Okazaki K, Satoh K, Kato M, Iwanami M, Ohokubo F, Kobayashi K
Department of Plastic and Reconstructive Surgery, School of Medicine, Showa University, Tokyo, Japan.
Ann Plast Surg. 1993 Apr;30(4):304-11. doi: 10.1097/00000637-199304000-00003.
The influence of maxillary advancement by osteotomy on speech was examined in 10 patients with cleft palates (6 males, 4 females).

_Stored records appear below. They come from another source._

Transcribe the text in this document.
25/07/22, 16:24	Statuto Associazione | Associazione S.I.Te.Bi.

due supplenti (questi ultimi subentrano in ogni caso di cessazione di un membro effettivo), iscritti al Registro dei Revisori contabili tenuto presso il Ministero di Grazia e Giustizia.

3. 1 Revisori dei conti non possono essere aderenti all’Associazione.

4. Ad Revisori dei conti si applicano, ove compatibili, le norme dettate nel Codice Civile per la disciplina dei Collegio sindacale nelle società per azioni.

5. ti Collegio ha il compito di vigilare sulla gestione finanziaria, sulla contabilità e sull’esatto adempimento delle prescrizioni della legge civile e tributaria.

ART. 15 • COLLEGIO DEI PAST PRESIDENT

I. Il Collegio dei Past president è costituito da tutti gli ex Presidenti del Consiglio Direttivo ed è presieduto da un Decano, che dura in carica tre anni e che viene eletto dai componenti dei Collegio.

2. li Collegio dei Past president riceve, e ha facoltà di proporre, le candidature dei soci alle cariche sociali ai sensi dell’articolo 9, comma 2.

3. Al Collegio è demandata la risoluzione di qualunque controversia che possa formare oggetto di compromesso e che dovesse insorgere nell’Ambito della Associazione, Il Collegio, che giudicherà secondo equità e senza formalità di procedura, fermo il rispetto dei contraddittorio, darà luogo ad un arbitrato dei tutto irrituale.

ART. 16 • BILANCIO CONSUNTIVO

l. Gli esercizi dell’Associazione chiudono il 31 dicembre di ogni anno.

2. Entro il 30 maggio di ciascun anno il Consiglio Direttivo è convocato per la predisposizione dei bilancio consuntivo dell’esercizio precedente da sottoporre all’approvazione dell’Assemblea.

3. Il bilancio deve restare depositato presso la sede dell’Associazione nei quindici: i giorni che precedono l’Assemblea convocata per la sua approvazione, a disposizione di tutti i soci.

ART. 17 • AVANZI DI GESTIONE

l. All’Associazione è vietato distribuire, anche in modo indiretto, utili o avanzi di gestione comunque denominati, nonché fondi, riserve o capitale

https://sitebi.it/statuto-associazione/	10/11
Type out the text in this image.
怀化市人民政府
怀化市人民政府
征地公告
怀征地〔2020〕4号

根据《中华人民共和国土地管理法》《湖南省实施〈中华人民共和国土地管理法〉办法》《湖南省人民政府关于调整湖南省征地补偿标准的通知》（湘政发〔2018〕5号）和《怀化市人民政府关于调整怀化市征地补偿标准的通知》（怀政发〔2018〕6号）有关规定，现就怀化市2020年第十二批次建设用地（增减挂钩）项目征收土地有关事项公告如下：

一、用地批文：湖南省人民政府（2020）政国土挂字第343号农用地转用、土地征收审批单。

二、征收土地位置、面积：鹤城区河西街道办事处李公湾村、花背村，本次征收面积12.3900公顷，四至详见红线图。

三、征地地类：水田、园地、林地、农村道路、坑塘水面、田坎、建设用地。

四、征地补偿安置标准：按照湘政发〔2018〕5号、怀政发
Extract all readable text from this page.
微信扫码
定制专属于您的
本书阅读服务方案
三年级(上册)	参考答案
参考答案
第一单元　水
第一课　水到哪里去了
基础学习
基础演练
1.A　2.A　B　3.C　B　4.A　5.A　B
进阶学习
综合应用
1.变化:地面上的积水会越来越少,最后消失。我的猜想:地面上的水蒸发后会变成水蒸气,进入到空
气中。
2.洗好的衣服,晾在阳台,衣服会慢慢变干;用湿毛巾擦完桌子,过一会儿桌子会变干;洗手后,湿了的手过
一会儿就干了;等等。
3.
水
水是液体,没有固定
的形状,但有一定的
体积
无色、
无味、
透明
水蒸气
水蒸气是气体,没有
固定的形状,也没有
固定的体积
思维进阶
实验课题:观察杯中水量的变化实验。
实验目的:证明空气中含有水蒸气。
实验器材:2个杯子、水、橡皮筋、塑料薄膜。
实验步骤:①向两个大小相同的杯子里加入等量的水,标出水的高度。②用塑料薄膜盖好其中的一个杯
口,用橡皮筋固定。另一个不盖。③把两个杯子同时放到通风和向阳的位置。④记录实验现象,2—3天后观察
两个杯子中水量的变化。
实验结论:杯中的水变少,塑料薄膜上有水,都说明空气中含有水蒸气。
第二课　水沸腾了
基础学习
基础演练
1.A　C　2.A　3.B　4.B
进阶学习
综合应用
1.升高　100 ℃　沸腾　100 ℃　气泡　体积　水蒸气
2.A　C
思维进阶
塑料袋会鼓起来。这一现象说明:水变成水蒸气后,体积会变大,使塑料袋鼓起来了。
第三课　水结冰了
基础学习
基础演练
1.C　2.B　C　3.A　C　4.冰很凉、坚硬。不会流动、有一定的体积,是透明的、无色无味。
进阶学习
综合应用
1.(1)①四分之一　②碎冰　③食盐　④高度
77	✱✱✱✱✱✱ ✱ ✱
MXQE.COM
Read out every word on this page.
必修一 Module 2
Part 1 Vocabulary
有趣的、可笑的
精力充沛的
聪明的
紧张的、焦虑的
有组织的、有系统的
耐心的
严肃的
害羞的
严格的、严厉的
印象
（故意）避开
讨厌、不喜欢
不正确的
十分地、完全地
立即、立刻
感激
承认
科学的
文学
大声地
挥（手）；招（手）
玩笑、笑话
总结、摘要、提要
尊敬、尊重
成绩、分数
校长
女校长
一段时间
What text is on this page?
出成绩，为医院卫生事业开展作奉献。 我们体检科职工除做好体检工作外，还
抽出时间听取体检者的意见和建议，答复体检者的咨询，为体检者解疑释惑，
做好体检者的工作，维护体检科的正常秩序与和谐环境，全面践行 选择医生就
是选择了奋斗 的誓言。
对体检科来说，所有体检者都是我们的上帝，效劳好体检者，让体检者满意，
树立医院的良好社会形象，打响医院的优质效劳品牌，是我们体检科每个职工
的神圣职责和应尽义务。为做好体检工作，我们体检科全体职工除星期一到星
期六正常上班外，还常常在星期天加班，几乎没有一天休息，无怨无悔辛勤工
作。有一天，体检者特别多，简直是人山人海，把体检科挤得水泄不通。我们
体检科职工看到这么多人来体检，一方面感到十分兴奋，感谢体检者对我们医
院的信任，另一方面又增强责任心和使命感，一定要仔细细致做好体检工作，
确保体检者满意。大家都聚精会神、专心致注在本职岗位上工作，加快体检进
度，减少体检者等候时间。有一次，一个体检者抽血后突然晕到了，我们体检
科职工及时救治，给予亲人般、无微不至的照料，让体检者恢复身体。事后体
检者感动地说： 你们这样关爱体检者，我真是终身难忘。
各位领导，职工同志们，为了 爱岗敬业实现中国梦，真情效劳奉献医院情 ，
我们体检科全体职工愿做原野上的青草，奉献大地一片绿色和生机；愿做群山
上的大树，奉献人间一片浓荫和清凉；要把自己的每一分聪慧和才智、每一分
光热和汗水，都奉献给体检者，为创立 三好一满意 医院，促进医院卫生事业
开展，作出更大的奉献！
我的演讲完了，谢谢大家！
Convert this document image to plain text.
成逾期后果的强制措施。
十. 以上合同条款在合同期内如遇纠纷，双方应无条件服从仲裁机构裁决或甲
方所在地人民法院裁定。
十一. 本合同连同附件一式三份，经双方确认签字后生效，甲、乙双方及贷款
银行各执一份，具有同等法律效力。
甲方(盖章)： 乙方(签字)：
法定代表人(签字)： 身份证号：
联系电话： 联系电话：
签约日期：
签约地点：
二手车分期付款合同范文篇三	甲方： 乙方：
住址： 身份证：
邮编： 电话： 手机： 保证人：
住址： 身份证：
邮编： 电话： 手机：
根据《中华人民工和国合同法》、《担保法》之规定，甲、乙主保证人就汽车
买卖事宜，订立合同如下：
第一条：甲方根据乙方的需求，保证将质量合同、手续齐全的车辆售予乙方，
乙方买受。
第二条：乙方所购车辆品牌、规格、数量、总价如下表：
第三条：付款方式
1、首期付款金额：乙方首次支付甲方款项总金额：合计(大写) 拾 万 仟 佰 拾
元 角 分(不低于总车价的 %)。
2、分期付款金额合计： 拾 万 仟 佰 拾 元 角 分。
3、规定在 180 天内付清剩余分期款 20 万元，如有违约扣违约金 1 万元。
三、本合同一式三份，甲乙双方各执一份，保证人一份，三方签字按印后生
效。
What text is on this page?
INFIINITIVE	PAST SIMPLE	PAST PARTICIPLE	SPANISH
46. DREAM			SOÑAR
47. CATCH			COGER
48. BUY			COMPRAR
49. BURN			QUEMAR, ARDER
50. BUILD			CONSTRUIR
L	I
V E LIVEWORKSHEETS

Ages at the time of surgery ranged from 16 to 26 years (mean, 19.5 yr). LeFort I and II osteotomies were performed in 9 patients and 1 patient, respectively. Preoperatively and postoperatively, hypernasality, nasal emission on pressure consonants, and articulation disturbances were evaluated perceptually, and velopharyngeal function was evaluated by lateral cephalographic and nasopharyngoscopic studies. Hypernasality, which had been judged preoperatively to be absent or slight in 1 patient each, remained unchanged after surgery, whereas the remaining 8 patients showed increased hypernasality after surgery. Nasal emission showed a similar tendency. Articulation errors were not improved postoperatively. Lateral cephalograms recorded from the patients with increased hypernasality showed increases in the shortest palatopharyngeal length and in the soft-palate-length--to--pharyngeal-depth ratio. Also, deterioration in velopharyngeal closure was noted postoperatively compared with preoperatively by nasopharyngoscopy in the majority of patients with increased hypernasality.
对10例腭裂患者(6例男性,4例女性)进行了截骨术上颌前徙对语音影响的研究。手术时年龄在16至26岁之间(平均19.5岁)。分别有9例和1例患者进行了LeFort I型和II型截骨术。术前和术后,通过主观评估鼻音过重、爆破音时的鼻漏气以及发音障碍,并通过头颅侧位片和鼻咽镜检查评估腭咽功能。术前判断为无或轻度鼻音过重的患者各有1例,术后未改变,而其余8例患者术后鼻音过重加重。鼻漏气也有类似趋势。术后发音错误未改善。鼻音过重加重患者的头颅侧位片显示腭咽最短长度和软腭长度与咽深度之比增加。此外,大多数鼻音过重加重的患者术后鼻咽镜检查显示腭咽闭合与术前相比变差。